(CN) – A prominent and politically connected Maltese businessman was arrested Wednesday morning in connection with the 2017 murder of an anti-corruption journalist, sending shockwaves across the small island nation and prompting demands for its prime minister to resign.
Police and Maltese armed forces intercepted businessman Yorgen Fenech, whose family runs one of Malta’s most powerful business groups, as he was leaving Malta near dawn aboard his luxury yacht.
He was cited as a “person of interest” in the investigation into the murder of Daphne Caruana Galizia, an anti-corruption journalist who was killed by a car bomb outside her home in October 2017. Before she was killed, Caruana Galizia reported on Fenech’s business dealings and his ties to political figures.
His arrest came less than 24 hours after Maltese Prime Minister Joseph Muscat announced on Tuesday that a suspected middleman in the journalist’s killing was arrested last week and was ready to provide information about who commissioned the journalist’s killing in exchange for a presidential pardon.
Three men were previously arrested and accused of triggering the bomb that killed Caruana Galizia, but the mastermind of the killing has remained a mystery.
In the wake of Fenech’s arrest, opposition politicians and supporters of Caruana Galizia demanded Muscat resign because of Fenech’s alleged shady dealings with the prime minister’s chief of staff, Keith Schembri, and government minister Konrad Mizzi.
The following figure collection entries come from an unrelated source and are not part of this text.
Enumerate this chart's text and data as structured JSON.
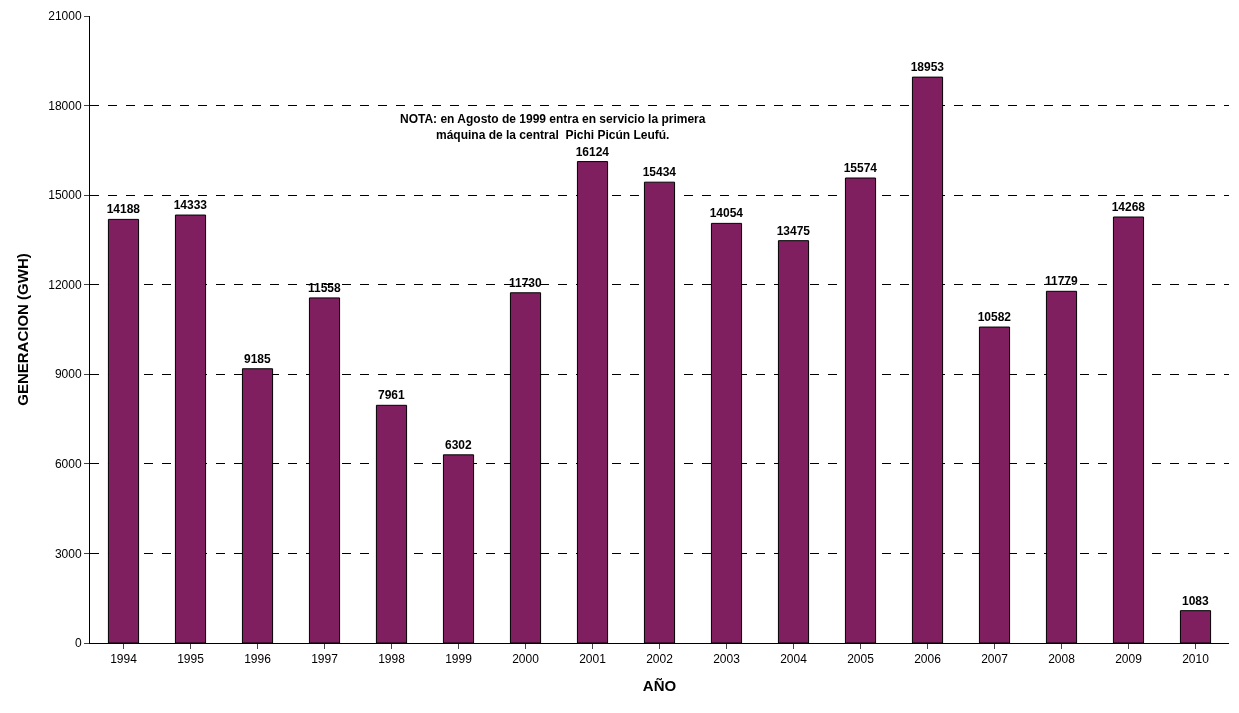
{
  "chart_data": {
    "type": "bar",
    "xlabel": "AÑO",
    "ylabel": "GENERACION (GWH)",
    "categories": [
      "1994",
      "1995",
      "1996",
      "1997",
      "1998",
      "1999",
      "2000",
      "2001",
      "2002",
      "2003",
      "2004",
      "2005",
      "2006",
      "2007",
      "2008",
      "2009",
      "2010"
    ],
    "values": [
      14188,
      14333,
      9185,
      11558,
      7961,
      6302,
      11730,
      16124,
      15434,
      14054,
      13475,
      15574,
      18953,
      10582,
      11779,
      14268,
      1083
    ],
    "color": "#7f1f5f",
    "data_labels": true,
    "grid": "y",
    "ylim": [
      0,
      21000
    ],
    "yticks": [
      0,
      3000,
      6000,
      9000,
      12000,
      15000,
      18000,
      21000
    ],
    "annotations": [
      "NOTA: en Agosto de 1999 entra en servicio la primera\nmáquina de la central  Pichi Picún Leufú."
    ]
  }
}
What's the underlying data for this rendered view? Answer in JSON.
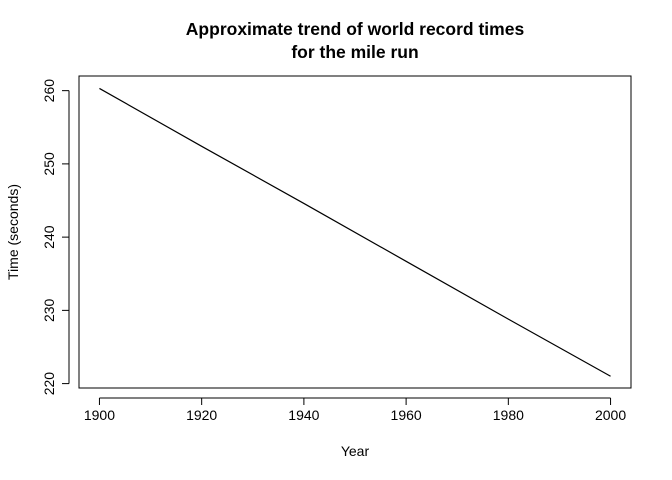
{
  "chart_data": {
    "type": "line",
    "title_lines": [
      "Approximate trend of world record times",
      "for the mile run"
    ],
    "xlabel": "Year",
    "ylabel": "Time (seconds)",
    "xlim": [
      1896,
      2004
    ],
    "ylim": [
      219.4,
      262
    ],
    "x_ticks": [
      1900,
      1920,
      1940,
      1960,
      1980,
      2000
    ],
    "y_ticks": [
      220,
      230,
      240,
      250,
      260
    ],
    "grid": false,
    "legend": "none",
    "series": [
      {
        "color": "#000000",
        "x": [
          1900,
          1920,
          1940,
          1960,
          1980,
          2000
        ],
        "y": [
          260.3,
          252.4,
          244.6,
          236.7,
          228.8,
          221.0
        ]
      }
    ]
  }
}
The Times of Malta newspaper reported that leaked documents showed that Fenech’s offshore company called 17 Black funneled funds to offshore companies set up by Schembri and Mizzi.
Since Caruana Galizia’s murder, Muscat has come under intense criticism both within Malta and outside for his government’s response to the murder. Maltese authorities have been accused of failing to properly investigate the case and failing to protect Caruana Galizia even though she was the subject of intimidation and threats.
Besides reporting on Fenech and his ties to politicians close to Muscat, Caruana Galizia also revealed that Muscat’s wife held a company in Panama, as exposed in the so-called Panama Papers, a trove of leaked documents from the law firm Mossack Fonseca. The documents revealed how rich and powerful people used tax havens to hide their wealth.
On Wednesday, Muscat said he was not protecting his political allies and dismissed demands he resign.
“Facts speak louder than words. There is no impunity in this country,” he told reporters before entering Parliament, according to the Times of Malta.
Reppublika, a human rights group in Malta, issued a statement saying Muscat must resign because he had “created the state of impunity – the Mafia State.” The group charged that his failings in government led to Caruana Galizia’s murder.
“Now he must leave. If he doesn’t he must be fired,” the group said. “His party, his parliamentary group, Parliament have the power and the duty to have him removed if he does not go of his own free will.”
The family of Caruana Galizia also called on Muscat to resign.
Last month, in connection with the second anniversary of her death, Pieter Omtzigt, a special rapporteur for the Council of Europe, a leading human rights and judicial organization, strongly criticized Malta for lack of progress in the case and failings in the investigation. He claimed that authorities may have turned down evidence about who may have commissioned the killing.
Last week, following Omtzigt’s visit to Malta, the Maltese government announced it was opening a public inquiry into Caruana Galizia’s death.
(Courthouse News reporter Cain Burdeau is based in the European Union.)